If you want a more mathematical insight...
The momentum of a particle is determined by the frequency of its wave function. The only type of wave that has a single frequency- ie that can be equated to a perfectly defined momentum- is a pure sine wave, which has to be spread-out everywhere (and is in effect an idealised mathematical abstraction).
The location of a particle can be anywhere where its wave function is non-zero, so in the ideal case of a particle whose wave function is a sine wave spread through all space, the particle could be anywhere.
In formal quantum mechanics, it is possible in theory to localise a particle at a point in space, in which case its wave function is a spike with an infinitesimally narrow width, known as a Dirac delta function, which does not have a frequency (so you cannot associate a momentum with it).
You can, however, express a delta function, or any roughly localised function such as your red wave, as a sum of lots of component waves, each component being a sine wave with a well defined frequency.

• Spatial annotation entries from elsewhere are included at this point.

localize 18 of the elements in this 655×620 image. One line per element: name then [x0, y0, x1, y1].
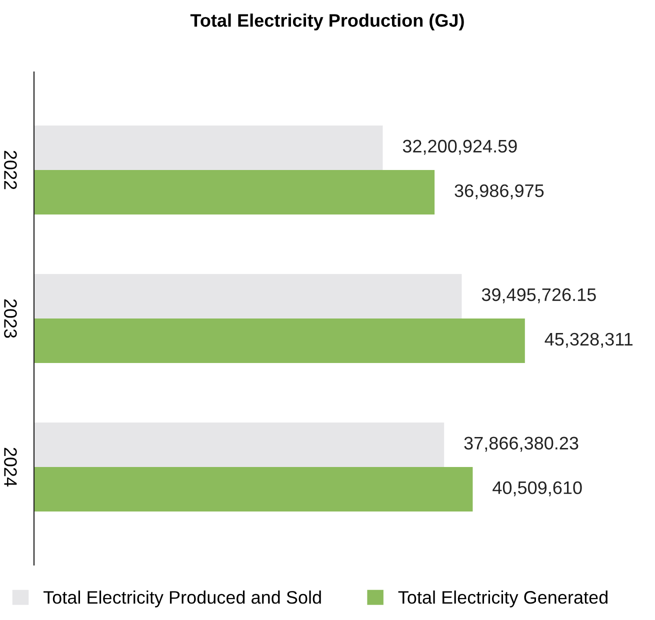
bar: [34, 466, 473, 512]
chart-title: Total Electricity Production (GJ): [190, 14, 464, 30]
bar: [34, 125, 383, 170]
legend-label: Total Electricity Generated: [398, 590, 608, 608]
data-label: 37,866,380.23: [464, 436, 578, 452]
data-label: 40,509,610: [492, 481, 582, 496]
bar: [34, 170, 435, 215]
bar: [34, 274, 462, 318]
data-label: 36,986,975: [454, 184, 544, 200]
bar: [34, 422, 444, 467]
data-label: 32,200,924.59: [402, 140, 517, 155]
y-tick-label: 2022: [4, 150, 17, 190]
data-label: 45,328,311: [544, 332, 633, 348]
bar: [34, 318, 525, 364]
legend-label: Total Electricity Produced and Sold: [43, 590, 321, 608]
data-label: 39,495,726.15: [482, 288, 596, 304]
y-tick-label: 2024: [4, 448, 17, 487]
y-tick-label: 2023: [4, 299, 17, 338]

You can therefore think of your red wave as being a mix of sine waves, where the mix has a spread of frequencies.
What is especially beautiful and intriguing about quantum mechanics is that when you measure the momentum of a particle which is in a state represented by your red-wave, ie one that has a mix of frequency components, you effectively force the particle's wave function to switch to become just one of those components, unpredictably, where the probability of the particle picking one component over another is related to how much each component figured in the mix of components that formed the red wave.